Structure of CODH/ACS in M.thermoacetica. Alpha (ACS) and beta (CODH) subunits are shown. (1)The A-cluster Ni-[4Fe-4S]. (2)C-cluster Ni-[3Fe-4S]. (3) B-Cluster [4Fe-4S]. (4) D-cluster [4Fe-4S]. Designed from

=== Ni,Fe-CODH ===
Homodimeric Ni,Fe-CODHs contain five-metal clusters. They exist either in a homodimeric form (also called monofunctional) or in a bifunctional α_{2}β_{2}-tetrameric complex with acetyl-CoA synthase (ACS).

==== Monofunctional ====
The best studied monofunctional CODHs are those of Desulfovibrio vulgaris, Rhodospirillum rubrum and Carboxydothermus hydrogenoformans. ' They are homodimers of around 130 kDa sharing a central [4Fe-4S]-cluster at the surface of the protein - cluster D. The electrons are probably transferred to another [4Fe-4S]-cluster (cluster B) located 10 A inside the protein and from there to the active site - cluster C, being an [Ni-4Fe-4S]-cluster. '

==== Bifunctional ====
The CODH/ACS complex is an α_{2}β_{2} tetrameric enzyme. The structures of CODH/ACS complexes of the anaerobic bacteria Moorella thermoacetica, Clostridium autoethanogenum and Carboxydothermus hydrogenoformans have been solved. The two CODH subunits form the central core of the enzyme to which an ACS subunit is attached at each side. Each α unit contains a single metal cluster. Together, the two β units contains five clusters of three types. CODH catalytic activity occurs at the Ni-[3Fe-4S] C-clusters while the interior [4Fe-4S] B and D clusters transfer electrons away from the C-cluster to external electron carriers such as ferredoxin. The ACS activity occurs in A-cluster located in the outer two α units.

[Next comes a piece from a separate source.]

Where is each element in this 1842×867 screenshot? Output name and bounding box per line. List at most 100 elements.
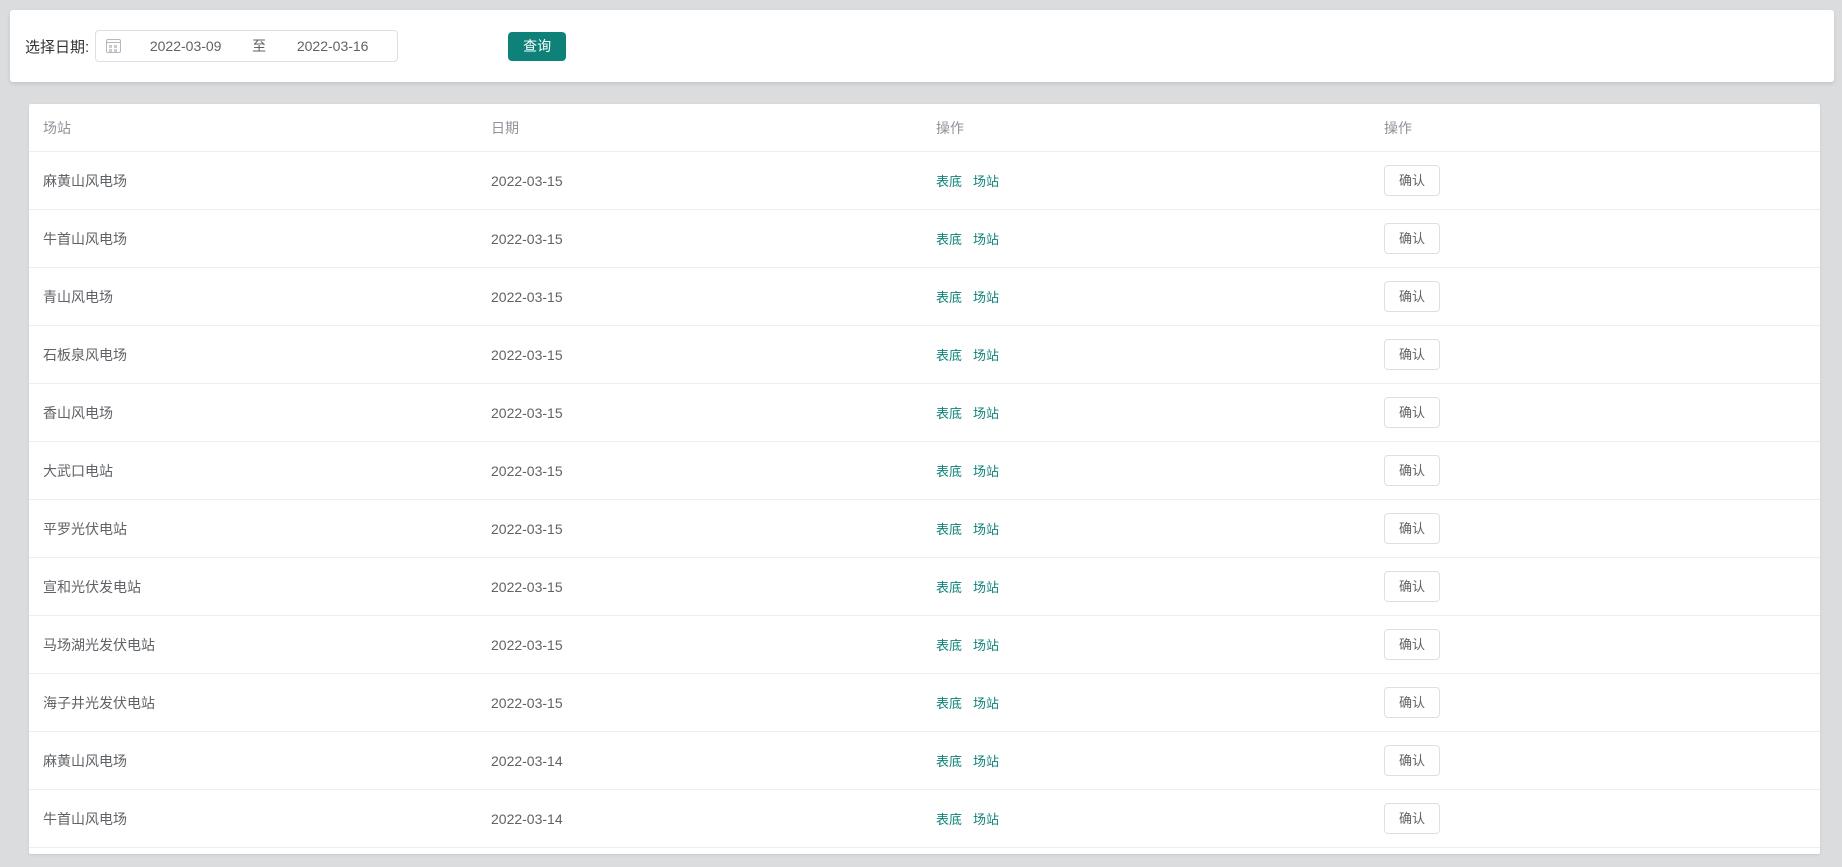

All CODH/ACS complexes have a gas tunnel connecting the multiple active sites, while the tunnel system in the C. autoethanogenum enzyme is comparatively open and those of M. thermoacetica and C. hydrogenoformans rather tight. For the Moorella enzyme the rate of acetyl-CoA synthase activity from CO_{2} is not affected by the addition of hemoglobin, which would compete for CO in bulk solution, and isotopic labeling studies show that carbon monoxide derived from the C-cluster is preferentially used at the A-cluster over unlabeled CO in solution. Protein engineering of the CODH/ACS in M.thermoacetica revealed that mutating residues, so as to functionally block the tunnel, stopped acetyl-CoA synthesis when only CO_{2} was present. The discovery of a functional CO tunnel places CODH on a growing list of enzymes that independently evolved this strategy to transfer reactive intermediates from one active site to another.

== Reaction mechanisms ==

=== Ni,Fe-CODH ===
The CODH catalytic site, referred to as the C-cluster, is a [3Fe-4S] cluster bonded to a Ni-Fe moiety. Two basic amino acids (Lys587 and His 113 in M.thermoacetica) reside in proximity to the C-cluster and facilitate acid-base chemistry required for enzyme activity. Furthermore, other residues (i.e. an isoleucine apical to the Ni atom) fine-tune the binding and conversion of CO. Based on IR spectra suggesting the presence of an Ni-CO complex, the proposed first step in the oxidative catalysis of CO to CO_{2} involves the binding of CO to Ni^{2+} and corresponding complexing of Fe^{2+} to a water molecule.

It has been proposed that CO binds to square-planar nickel where it converts to a carboxy bridge between the Ni and Fe atom. A decarboxylation leads to the release of CO_{2} and the reduction of the cluster.

The electrons in the reduced C-cluster are transferred to nearby B and D [4Fe-4S] clusters, returning the Ni-[3Fe-4S] C-cluster to an oxidized state and reducing the single electron carrier ferredoxin.

Given CODH's role in CO_{2} fixation, the reductive mechanism is sometimes inferred as the “direct reverse” of the oxidative mechanism by the ”principle of microreversibility.”

== Environmental relevance ==

Carbon monoxide dehydrogenase regulates atmospheric CO and CO_{2} levels. Anaerobic micro-organisms like Acetogens use the Wood–Ljungdahl pathway, relying on CODH to reduce CO_{2} to CO, needed along with a methyl, coenzyme a (CoA) and corrinoid iron-sulfur protein for the synthesis of Acetyl-CoA. Other types show CODH being utilized to generate a proton motive force for the purposes of energy generation. CODH is used for the CO oxidation, producing two protons which are subsequently reduced to form dihydrogen (H_{2}.